More than 420,000 children in the United States are in foster care, and more than 110,000 of them are waiting to be adopted. State adoption statutes typically seek to achieve adoption for these children as promptly as possible, but some limit the pool of potential adoptive parents in one way or another. In this Article, we argue that such restrictions violate the State’s constitutional duties to parentless children in its care. Specifically, we contend that children in State custody have a substantive liberty interest in a secure and stable family relationship, because such a relationship is essential in order for these children to attain the capacities needed to function as autonomous adults.

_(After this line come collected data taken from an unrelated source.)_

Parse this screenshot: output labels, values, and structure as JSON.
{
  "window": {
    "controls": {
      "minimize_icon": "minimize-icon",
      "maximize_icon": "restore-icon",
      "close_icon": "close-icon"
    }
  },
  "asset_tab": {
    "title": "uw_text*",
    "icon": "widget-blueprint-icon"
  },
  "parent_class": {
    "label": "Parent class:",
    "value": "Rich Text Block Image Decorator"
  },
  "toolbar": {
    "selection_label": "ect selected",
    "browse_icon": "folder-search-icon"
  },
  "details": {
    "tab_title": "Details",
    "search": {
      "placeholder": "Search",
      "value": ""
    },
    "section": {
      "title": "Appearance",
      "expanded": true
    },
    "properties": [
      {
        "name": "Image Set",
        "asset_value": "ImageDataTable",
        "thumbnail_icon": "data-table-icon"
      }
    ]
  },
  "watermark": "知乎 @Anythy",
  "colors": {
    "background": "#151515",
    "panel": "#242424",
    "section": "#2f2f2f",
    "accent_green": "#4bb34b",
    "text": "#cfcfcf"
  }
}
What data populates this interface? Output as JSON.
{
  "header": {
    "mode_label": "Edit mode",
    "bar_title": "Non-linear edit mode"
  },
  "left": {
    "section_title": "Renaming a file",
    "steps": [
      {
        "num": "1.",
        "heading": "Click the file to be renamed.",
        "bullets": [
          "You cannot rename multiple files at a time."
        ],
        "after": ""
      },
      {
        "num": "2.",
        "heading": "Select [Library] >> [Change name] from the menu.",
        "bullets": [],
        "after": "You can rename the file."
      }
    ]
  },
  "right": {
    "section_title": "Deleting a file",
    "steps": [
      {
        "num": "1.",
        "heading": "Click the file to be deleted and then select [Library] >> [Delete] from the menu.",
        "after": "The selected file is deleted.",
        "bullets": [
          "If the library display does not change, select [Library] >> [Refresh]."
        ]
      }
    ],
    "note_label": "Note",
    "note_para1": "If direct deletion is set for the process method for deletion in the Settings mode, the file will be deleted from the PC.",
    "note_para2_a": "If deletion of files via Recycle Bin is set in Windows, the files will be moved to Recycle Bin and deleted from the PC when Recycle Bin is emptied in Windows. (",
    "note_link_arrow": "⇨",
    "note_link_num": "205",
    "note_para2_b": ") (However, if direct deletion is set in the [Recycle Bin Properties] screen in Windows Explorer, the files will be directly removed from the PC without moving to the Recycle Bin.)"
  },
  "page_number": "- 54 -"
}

Developmental science demonstrates that children need an enduring attachment relationship with a primary caregiver in order to achieve the self-regulation and social competence necessary to function in society, and to receive the essential feedback they need to develop a sense of who they are – that is, to acquire “the ability independently to define one’s identity that is central to any concept of liberty.” A secure and stable family relationship is therefore a component of the minimally adequate nurturing that the State is constitutionally obligated to provide to parentless children in its custody, and this constitutional obligation constrains the State’s choices in establishing its foster care and adoption policies. In particular, given the unstable placements that typify foster care in the United States, laws and regulations categorically disqualifying a class of people from adopting work a direct and substantial interference with the child’s right to a secure and stable family relationship, and therefore must survive strict scrutiny in order to pass muster. However, we suggest that careful thought is needed before the child’s right to a secure and stable family relationship is extended to contexts in which it conflicts with the right of a parent.